JVM: OpenJDK Runtime Environment AdoptOpenJDK (build 11.0.10+9) OpenJDK 64-Bit Server VM AdoptOpenJDK (build 11.0.10+9, mixed mode)

OS version: Linux hostname 3.10.0-957.12.2.el7.x86_64 #1 SMP Fri Apr 19 21:09:07 UTC 2019 x86_64 x86_64 x86_64 GNU/Linux

Description of the problem including expected versus actual behavior: When the setting queue.drain is set to true with PQ enabled, Logstash drains the queue on SIGTERM as expected but the values returned by the Node Stats API are not all updated anymore.

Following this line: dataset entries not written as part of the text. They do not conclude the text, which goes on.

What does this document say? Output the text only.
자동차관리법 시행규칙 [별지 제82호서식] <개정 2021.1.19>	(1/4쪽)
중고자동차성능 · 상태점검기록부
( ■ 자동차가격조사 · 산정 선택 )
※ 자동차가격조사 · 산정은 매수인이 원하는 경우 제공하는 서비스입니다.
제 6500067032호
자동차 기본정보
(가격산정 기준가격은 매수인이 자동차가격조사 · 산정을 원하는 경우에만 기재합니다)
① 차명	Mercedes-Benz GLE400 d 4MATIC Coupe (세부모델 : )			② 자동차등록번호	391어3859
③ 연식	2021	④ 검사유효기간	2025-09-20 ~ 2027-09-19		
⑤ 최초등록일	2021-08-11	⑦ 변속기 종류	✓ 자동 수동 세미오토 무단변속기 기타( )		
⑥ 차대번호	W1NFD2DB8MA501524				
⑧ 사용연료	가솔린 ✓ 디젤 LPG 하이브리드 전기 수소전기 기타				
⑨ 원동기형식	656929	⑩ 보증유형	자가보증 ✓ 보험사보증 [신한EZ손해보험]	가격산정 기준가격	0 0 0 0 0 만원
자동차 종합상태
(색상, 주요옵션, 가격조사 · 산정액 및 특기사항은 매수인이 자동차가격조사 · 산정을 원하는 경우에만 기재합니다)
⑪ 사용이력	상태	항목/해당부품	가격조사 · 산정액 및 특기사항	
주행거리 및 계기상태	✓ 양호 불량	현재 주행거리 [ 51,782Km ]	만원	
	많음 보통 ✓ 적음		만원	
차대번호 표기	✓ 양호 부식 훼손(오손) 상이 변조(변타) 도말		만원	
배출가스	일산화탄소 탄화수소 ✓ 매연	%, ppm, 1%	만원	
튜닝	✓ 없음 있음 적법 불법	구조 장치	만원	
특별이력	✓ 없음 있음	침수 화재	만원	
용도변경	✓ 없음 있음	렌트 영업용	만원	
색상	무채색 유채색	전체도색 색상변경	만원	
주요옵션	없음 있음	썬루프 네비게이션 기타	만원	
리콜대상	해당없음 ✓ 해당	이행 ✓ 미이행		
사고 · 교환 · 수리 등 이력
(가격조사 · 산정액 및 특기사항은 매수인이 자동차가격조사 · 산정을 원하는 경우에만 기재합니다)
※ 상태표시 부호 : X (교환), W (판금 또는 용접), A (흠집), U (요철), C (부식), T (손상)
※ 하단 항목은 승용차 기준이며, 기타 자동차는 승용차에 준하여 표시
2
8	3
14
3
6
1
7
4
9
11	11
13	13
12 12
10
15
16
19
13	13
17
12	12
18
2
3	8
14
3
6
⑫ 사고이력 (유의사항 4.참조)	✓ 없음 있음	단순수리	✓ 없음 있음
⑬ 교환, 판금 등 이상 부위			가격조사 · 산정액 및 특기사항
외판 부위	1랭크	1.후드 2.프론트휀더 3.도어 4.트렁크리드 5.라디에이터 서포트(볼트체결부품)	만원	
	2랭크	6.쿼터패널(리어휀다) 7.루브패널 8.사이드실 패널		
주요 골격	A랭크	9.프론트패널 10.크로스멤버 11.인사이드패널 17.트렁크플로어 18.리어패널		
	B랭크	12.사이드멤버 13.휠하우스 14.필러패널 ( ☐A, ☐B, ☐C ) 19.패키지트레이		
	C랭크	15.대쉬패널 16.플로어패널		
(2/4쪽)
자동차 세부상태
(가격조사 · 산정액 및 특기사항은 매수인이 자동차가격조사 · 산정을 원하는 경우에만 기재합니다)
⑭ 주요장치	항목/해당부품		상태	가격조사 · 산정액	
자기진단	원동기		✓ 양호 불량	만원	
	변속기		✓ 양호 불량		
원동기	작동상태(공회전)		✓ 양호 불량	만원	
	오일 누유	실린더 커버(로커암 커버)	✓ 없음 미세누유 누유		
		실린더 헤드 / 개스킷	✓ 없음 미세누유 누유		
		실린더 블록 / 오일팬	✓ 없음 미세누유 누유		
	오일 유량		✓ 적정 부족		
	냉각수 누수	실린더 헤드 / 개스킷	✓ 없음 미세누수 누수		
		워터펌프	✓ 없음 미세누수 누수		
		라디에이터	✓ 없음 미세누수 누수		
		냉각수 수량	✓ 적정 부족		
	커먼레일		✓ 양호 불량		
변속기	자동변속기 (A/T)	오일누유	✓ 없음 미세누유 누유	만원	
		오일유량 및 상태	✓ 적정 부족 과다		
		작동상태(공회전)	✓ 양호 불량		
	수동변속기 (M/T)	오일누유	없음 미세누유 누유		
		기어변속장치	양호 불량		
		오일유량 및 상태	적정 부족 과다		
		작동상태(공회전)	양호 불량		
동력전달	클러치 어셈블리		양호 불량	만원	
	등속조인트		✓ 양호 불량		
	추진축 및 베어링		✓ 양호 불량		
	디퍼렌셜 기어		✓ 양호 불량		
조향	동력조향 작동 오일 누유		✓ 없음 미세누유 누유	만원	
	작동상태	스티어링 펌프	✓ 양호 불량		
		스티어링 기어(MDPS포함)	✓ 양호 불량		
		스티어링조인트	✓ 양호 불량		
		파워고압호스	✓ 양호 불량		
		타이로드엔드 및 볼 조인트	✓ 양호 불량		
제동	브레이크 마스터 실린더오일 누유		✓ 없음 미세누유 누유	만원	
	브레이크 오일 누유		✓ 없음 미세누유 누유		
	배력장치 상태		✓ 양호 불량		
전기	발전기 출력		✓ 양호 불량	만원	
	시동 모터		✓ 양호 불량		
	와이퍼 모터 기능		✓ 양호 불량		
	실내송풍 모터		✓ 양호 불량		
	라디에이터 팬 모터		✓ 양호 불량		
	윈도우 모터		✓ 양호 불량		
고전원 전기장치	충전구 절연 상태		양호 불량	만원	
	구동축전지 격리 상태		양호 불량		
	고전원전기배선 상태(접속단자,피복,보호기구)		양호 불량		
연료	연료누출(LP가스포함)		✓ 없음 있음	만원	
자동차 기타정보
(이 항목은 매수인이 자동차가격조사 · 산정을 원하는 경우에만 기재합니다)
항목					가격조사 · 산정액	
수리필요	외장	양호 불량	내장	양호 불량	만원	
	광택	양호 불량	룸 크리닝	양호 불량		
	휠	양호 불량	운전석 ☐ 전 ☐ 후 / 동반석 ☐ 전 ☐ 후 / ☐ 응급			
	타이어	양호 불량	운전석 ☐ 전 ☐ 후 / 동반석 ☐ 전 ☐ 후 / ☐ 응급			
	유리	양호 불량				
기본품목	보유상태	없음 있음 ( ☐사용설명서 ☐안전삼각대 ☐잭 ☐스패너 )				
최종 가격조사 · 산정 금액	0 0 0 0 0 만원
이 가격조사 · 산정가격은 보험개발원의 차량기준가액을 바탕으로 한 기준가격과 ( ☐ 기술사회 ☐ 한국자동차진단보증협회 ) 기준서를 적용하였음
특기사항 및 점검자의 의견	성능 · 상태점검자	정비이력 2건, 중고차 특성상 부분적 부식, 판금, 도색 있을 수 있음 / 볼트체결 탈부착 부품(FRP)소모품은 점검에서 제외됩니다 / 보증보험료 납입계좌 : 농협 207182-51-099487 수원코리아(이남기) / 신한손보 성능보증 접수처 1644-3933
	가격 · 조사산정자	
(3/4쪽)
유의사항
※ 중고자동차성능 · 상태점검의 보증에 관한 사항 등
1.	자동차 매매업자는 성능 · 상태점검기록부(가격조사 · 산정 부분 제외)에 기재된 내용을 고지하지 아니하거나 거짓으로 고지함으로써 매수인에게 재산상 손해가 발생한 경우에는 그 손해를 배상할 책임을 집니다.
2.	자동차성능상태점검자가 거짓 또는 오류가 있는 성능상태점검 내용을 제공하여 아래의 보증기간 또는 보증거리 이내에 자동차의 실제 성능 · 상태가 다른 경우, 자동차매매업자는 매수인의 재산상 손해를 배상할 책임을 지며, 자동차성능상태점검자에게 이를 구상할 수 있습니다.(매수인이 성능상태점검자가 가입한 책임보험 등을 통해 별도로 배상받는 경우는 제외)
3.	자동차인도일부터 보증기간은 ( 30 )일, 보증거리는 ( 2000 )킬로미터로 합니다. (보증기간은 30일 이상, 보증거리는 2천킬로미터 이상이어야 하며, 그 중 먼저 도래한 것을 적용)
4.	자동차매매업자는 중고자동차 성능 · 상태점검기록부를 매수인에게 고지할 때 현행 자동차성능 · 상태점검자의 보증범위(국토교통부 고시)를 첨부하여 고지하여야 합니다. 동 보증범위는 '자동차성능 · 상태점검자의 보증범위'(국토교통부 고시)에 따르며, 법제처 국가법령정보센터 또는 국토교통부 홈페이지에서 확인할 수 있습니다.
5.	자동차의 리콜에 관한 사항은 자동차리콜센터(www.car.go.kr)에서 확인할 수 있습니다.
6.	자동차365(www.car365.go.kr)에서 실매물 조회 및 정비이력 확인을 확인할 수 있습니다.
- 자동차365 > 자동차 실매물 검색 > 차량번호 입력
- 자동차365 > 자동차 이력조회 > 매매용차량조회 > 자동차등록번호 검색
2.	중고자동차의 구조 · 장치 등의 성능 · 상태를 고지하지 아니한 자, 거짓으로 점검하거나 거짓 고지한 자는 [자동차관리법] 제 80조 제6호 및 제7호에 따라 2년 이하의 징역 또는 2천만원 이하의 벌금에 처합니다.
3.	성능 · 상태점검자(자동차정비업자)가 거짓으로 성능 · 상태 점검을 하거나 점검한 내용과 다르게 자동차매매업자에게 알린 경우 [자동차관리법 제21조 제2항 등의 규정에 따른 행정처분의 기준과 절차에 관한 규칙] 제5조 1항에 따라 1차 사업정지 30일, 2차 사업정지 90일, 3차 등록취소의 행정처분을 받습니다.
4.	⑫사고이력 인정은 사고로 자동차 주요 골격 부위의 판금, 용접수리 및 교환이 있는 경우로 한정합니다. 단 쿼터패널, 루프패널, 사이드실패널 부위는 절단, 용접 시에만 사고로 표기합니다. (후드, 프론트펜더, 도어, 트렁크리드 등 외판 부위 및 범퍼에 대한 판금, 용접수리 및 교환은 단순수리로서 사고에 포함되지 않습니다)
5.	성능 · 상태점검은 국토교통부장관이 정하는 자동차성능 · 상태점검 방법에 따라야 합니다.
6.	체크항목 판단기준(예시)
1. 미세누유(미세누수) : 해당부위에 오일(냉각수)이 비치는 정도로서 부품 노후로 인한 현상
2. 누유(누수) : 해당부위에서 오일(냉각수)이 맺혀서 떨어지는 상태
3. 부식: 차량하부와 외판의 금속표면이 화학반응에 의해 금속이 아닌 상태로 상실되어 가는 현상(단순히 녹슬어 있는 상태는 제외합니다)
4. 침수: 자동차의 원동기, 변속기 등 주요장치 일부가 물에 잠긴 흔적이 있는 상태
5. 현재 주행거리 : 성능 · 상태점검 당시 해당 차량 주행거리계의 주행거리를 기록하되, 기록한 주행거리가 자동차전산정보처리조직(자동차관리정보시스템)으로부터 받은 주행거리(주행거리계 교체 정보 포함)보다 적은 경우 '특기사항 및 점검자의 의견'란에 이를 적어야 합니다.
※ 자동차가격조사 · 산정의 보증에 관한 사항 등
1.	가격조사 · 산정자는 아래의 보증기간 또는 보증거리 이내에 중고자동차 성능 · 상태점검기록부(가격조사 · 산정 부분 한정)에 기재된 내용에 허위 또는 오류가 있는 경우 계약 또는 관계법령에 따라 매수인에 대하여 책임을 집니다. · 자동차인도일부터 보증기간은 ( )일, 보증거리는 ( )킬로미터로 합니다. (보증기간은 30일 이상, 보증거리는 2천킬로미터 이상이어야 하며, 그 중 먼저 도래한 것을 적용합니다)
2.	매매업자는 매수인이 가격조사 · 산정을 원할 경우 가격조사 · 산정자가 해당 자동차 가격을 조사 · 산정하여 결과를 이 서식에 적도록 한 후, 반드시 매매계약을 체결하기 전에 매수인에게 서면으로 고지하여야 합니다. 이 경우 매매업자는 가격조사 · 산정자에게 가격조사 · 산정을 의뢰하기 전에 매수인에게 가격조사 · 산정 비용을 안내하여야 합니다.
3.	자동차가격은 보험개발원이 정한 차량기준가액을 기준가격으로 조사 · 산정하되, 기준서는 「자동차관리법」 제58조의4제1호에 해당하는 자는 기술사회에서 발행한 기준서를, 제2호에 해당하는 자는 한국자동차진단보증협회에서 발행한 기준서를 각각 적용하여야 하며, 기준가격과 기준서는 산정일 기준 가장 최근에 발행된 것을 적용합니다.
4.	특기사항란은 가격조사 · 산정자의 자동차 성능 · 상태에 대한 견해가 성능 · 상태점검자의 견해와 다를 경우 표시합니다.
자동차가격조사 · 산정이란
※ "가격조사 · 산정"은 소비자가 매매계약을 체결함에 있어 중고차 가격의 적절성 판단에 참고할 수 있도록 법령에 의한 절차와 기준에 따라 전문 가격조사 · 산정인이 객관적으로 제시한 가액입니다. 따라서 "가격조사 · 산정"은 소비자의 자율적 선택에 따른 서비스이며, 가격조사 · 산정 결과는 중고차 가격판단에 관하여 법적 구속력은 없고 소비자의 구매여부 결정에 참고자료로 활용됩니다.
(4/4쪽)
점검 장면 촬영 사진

The events stats appears to be the only one receiving updates. As so, the fields events.in, events.out etc... keep being updated but all other fields such as process.cpu.percent, pipeline.queue.capacity.queue_size_in_bytes etc... are stuck at their last value.

Steps to reproduce:

  1. Start a pipeline with the following settings:
    • queue.type: persisted
    • queue.drain: true
  2. Populate the queue of the pipeline with a lot of inputs and a sleep filter:
    filter {
    sleep {
        time => "4"
    }
    }
  3. Monitor stats regularly with the Logstash API
  4. Send a SIGTERM to Logstash

Expected behaviour: values returned by the Logstash API should be relevant as pipelines are not completely drained yet.

RemiRigal commented 2 years ago

After some testing, the same behaviour is observed with Logstash 8.0.1 (docker image docker.elastic.co/logstash/logstash-oss:8.0.1 and bundled Java version).

RemiRigal commented 2 years ago

I noticed that in agent.rb, the call to the function stop_collecting_metrics is done before shutdown_pipelines regardless of the setting queue.drain, see the snippet below: https://github.com/elastic/logstash/blob/8edce82170951d421bf308228fc3baab0212f4e7/logstash-core/lib/logstash/agent.rb#L221-L231

Would it cause any harm to call the stop_collecting_metrics function after the pipelines have been shutdown ?

kaisecheng commented 2 years ago

Thanks for reporting the issue! Your observation on stop_collecting_metrics is correct. We need to test if stopping collection after shutdown pipelines would cause any problem.